Senior Library Assistant; Manager, 81st Avenue Branch, Oakland Public Library


BA, Community Studies, University of California at Santa Cruz, 2003


Propernick has also worked for nonprofit organizations focused on social justice. At the 81st Avenue Branch, he started a job club, meal program, Zumba class, and digital multimedia instruction for youth


81stAveLibrary, opl.mlk.branch (both Facebook)

Photo by Nguyen Ngoc Thien


Wheels of Change

When Reginald Burnette Jr. was in third grade, one of his grandfathers gave him a bicycle. “He would work on his car and do an oil change, and…I would do a tire change [on my bike],” says Burnette, who has a degree in culinary arts and goes by “Chef Boy RB” or just RB.

As an adult, Burnette has put his cycling know-how to work mentoring youth living in the toughest neighborhoods of East Oakland. In this area, there are only two bicycle repair shops—both set up by Burnette and Anthony Propernick in two branches of the Oakland Public Library (OPL). According to Jamie Turbak, OPL associate director who nominated the duo, prior to May 2014 kids in East Oakland had to pedal 30–80 blocks to reach a commercial bike shop. With half the households earning less than $30,000, many rode with broken brakes and other damaged parts and no helmets.

Also an avid cyclist, Propernick manages the 81st Avenue Branch Library, a joint public/school facility that has been home to weekly basic bike clinics since 2014. Bike repair services help OPL attract youth who wouldn’t normally come to the library, Propernick says. “We are reaching a group in our community in a new way…that is relevant to them and values them by addressing their needs and interests…. Once they’re here, we can build relationships and offer other services.”

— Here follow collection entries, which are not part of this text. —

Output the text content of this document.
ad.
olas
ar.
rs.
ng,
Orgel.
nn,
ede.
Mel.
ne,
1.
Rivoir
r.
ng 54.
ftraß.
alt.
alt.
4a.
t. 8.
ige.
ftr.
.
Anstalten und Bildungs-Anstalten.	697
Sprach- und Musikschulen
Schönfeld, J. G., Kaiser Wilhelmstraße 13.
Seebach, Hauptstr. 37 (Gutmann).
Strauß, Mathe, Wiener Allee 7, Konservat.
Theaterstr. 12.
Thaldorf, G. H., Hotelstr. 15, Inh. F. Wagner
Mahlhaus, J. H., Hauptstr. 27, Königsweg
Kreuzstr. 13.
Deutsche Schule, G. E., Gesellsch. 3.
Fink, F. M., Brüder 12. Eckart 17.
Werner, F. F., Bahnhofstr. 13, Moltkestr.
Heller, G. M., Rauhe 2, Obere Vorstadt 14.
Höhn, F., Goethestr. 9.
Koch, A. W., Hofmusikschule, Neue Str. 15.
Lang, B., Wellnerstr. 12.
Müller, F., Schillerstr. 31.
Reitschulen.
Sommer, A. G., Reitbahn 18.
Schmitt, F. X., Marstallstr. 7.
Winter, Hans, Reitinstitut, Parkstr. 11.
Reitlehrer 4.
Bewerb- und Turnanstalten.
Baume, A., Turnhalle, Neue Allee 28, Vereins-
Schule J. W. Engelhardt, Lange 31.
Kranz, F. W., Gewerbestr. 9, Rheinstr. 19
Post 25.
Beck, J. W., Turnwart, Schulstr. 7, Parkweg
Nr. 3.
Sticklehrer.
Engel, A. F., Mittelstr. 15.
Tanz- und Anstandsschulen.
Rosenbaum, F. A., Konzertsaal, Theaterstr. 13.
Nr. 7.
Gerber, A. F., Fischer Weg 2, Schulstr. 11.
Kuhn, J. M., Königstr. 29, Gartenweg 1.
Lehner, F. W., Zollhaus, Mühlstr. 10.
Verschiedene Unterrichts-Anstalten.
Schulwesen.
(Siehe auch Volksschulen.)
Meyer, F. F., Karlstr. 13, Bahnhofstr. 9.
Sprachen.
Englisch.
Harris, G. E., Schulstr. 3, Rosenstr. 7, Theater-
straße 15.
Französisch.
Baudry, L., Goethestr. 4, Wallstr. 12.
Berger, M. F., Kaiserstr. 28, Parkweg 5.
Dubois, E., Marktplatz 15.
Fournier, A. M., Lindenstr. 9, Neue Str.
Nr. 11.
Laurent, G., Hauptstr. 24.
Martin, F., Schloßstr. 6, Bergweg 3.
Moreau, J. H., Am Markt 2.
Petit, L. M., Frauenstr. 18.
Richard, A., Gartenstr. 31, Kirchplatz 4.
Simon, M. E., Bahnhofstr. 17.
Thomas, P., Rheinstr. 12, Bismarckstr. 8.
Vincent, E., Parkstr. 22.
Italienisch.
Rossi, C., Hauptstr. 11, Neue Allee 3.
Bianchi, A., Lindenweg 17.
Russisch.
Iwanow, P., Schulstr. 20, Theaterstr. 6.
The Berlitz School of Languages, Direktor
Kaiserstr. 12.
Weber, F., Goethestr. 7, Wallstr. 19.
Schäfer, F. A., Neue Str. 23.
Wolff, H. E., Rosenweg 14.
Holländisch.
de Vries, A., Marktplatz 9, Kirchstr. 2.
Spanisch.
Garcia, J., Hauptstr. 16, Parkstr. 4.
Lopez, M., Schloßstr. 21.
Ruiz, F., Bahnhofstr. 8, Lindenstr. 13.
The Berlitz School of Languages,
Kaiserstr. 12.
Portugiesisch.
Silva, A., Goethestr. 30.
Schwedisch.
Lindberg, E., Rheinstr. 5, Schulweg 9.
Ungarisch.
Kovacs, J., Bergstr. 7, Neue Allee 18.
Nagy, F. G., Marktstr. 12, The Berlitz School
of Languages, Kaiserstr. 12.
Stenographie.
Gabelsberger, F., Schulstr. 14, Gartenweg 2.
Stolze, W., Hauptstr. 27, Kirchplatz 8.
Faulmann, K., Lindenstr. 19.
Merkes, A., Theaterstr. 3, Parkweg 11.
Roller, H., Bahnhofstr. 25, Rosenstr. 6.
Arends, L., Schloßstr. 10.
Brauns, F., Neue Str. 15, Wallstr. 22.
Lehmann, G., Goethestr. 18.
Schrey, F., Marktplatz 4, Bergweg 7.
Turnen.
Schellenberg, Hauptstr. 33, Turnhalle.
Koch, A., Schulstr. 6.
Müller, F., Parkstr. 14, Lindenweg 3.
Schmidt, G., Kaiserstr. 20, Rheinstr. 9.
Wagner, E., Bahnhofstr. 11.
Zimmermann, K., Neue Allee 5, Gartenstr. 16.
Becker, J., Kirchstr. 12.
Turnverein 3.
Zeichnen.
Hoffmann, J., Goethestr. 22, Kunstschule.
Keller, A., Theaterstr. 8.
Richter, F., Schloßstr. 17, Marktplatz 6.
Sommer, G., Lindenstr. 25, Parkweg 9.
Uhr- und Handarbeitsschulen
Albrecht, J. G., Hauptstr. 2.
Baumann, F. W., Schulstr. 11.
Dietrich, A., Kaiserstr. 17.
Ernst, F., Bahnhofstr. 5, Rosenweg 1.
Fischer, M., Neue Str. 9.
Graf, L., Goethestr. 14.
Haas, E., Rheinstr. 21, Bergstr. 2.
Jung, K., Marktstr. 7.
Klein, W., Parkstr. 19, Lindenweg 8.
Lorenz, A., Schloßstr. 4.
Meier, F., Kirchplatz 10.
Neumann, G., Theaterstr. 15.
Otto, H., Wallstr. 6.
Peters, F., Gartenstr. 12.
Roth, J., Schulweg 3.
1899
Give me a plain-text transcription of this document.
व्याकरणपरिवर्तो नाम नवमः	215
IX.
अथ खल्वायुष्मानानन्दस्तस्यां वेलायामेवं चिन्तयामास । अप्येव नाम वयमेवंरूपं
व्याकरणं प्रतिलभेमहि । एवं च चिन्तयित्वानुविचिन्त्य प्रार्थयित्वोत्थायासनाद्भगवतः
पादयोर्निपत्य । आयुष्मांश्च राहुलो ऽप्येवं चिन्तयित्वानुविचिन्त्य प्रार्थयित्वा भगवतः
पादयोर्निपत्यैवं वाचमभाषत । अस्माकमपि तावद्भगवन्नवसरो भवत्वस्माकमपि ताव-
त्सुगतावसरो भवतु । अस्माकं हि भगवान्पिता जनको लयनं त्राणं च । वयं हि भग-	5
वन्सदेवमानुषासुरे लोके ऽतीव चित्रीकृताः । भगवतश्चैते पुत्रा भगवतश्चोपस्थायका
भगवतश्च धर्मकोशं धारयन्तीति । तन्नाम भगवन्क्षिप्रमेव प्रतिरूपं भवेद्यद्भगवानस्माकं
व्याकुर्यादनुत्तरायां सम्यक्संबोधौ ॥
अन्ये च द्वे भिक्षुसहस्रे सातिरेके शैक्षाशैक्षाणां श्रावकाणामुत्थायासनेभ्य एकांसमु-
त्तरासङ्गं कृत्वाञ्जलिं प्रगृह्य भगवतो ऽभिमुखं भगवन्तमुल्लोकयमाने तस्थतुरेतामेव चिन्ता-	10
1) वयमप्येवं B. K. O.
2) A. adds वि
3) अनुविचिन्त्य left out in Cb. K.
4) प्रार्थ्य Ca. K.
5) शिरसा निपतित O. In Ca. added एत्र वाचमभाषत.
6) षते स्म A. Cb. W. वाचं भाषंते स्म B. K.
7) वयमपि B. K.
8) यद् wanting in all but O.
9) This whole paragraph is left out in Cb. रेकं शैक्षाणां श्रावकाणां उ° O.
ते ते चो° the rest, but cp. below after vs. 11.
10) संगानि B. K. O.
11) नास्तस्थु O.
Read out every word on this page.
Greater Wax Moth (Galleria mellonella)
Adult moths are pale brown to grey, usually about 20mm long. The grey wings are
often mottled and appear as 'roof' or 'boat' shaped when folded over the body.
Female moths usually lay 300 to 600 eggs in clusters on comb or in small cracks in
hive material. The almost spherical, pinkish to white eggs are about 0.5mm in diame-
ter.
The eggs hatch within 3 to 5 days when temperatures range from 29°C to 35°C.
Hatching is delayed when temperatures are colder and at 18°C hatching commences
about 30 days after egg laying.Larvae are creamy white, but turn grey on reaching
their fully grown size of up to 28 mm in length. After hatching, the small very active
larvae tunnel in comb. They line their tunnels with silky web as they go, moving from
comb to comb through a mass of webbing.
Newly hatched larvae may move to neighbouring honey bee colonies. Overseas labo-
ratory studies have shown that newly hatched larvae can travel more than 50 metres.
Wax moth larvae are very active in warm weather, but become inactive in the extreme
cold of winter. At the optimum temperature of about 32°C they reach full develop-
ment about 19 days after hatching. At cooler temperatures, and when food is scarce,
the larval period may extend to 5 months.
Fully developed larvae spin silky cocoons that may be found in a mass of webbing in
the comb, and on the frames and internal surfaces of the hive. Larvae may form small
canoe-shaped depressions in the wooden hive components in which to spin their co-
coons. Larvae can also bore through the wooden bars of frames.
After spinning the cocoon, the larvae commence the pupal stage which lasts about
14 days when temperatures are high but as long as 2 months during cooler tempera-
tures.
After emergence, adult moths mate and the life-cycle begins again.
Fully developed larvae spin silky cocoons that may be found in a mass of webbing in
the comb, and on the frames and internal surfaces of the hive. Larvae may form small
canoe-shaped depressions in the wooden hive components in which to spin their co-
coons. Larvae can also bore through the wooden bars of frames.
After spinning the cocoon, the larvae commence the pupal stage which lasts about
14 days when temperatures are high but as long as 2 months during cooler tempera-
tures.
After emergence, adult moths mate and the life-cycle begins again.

Working with OPL administrators, Propernick and Burnette found grants to pay for tools and parts, including free helmets. Between 20 and 40 youths attend the clinics. More than 500 bikes have been repaired and 1,000 flats fixed, Turbak says. Burnette, who is also president of the Original Scraper Bike Team, a community-oriented group that works with kids 12–18 to repair, decorate, and customize their bicycles, joined the 81st Avenue Branch in December 2014.

Scraper team members are required to attend school, maintain grades, and give back to the cycling world.

In 2016, when the Scraper Bike Team lost its rent-free space, Propernick and Burnette drew on their community connections to set up the Shed, a youth-run bike shop, in a 20-foot-long shipping container behind the Martin Luther King Jr. Branch. Burnette recruits and manages a cadre of Scraper Bike volunteers at both sites.

“What better job can you have than to be of service to this community?” Burnette says. “You can help these kids and give them an outlet [to] get out of [the] dangerous environment they live in.”